One team of ecomedics has done what it can. Ben Bernanke’s Federal Reserve Board monetary policy gurus dropped the Fed’s short-term interest rate another 0.25 percent last week, to 2 percent, and told its patient, the U.S. economy, not to look for still another shot in the arm.
We might do more for a few patients, since the banks in our care seem to be suffering from a reduced ability to function normally, but that is about it.
The other team has finally begun to distribute part of the $170 billion of medication it prescribed some months ago. If your income is less than $75,000, or you and your spouse earn less than $150,000, check your bank statement or your mailbox.
The first doses were deposited last week in the bank accounts of the 7.7 million taxpayers who have direct-deposit arrangements; paper checks will begin to arrive this week in the mailboxes of the 130 million who are eligible for this Christmas-in-May-June-July.
Individuals will receive up to $600 and couples filing joint tax returns up to $1,200, with families getting an additional $300 per child. Individuals earning more than $75,000 per year and couples with incomes above $150,000 will get less.
Some economists guess recipients will save the money, or use it to pay down credit card debt, and pay for almost $4 gasoline, leaving little to spend on new purchases. And, they add, much of what is spent will have little effect on the U.S. economy: It will go to buy stuff made in China.
Other economists are more optimistic. The National Retail Federation expects consumers to pump $42.9 billion into shops, boosting retail sales by a significant 1.5 percent.
Deals abound. Sears and Kmart, among others, will add 10 percent to the value of checks that are converted into gift cards. Wal-Mart, which took in 25 percent of the 2001 rebate, will cash checks at its 3,500 stores with no charge for the service.
Because rebates are aimed at lower-income households, discounters expect to be the principal beneficiaries if consumers do indeed part with a significant portion of their stimulus windfall.
If the doctors at the Fed and the White House don’t revive the patient, Congress is concocting still another treatment. When the House and Senate finally agree on details, and a reluctant White House signs on, billions will be headed toward the mortgage markets to help troubled homeowners, and toward home builders to help get them through what is one of the toughest periods they have ever faced.
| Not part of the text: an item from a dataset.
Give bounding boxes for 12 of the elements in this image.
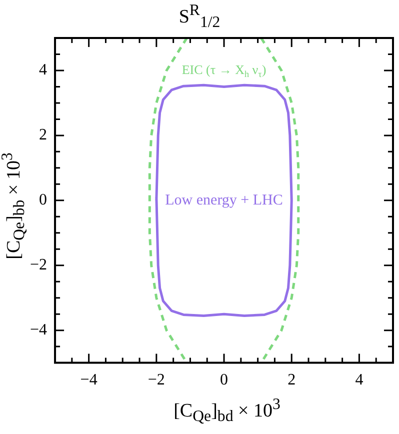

All of these ministrations will have one of three effects. They will do just enough to enable the patient to remain in its current weakened condition, dragging along from quarter to quarter in subpar health, until its in-built body mechanisms restore it to complete health.
Or they will have no effect, and the economy will lapse into recession, which is what most Americans seem to be expecting. Consumer confidence is down, and almost three out of four Americans think the country is on the wrong track.
There is still another alternative. All of this medicine might just work. It is being administered at just the time when things are getting a bit better, which is when boosts of this sort have their greatest effect.
Developments we predicted on April 1 are moving ahead. Credit markets are thawing a bit. The banks are shoring up their balance sheets. In April they took advantage of improved investor sentiment to sell $303 billion of bonds, the third-highest month of all time.
They had already raised about $40 billion in new capital in recent months and sold off $160 billion of the $250 billion of highly leveraged loans made in connection with buyout deals. These funds didn’t come cheaply, but they did come.
Nonfinancial companies also returned to the market: Investment-grade nonfinancial companies issued a record amount of bonds last month. All of this has brought cheer to stock markets.
But economists worry the Fed has sown the seeds of future inflation by lowering interest rates too much. That has driven down the dollar and caused a flight from dollar assets into commodities such as oil and copper, which is why their prices have soared.
Cheap money means dear commodities. Note that the Fed’s hint at a pause last week boosted the dollar and caused oil prices to drop.
Confused? Don’t be. Just read the warning on the medications prescribed by economists: “The effects of this nostrum are uncertain and will vary depending on circumstances we cannot now foresee.”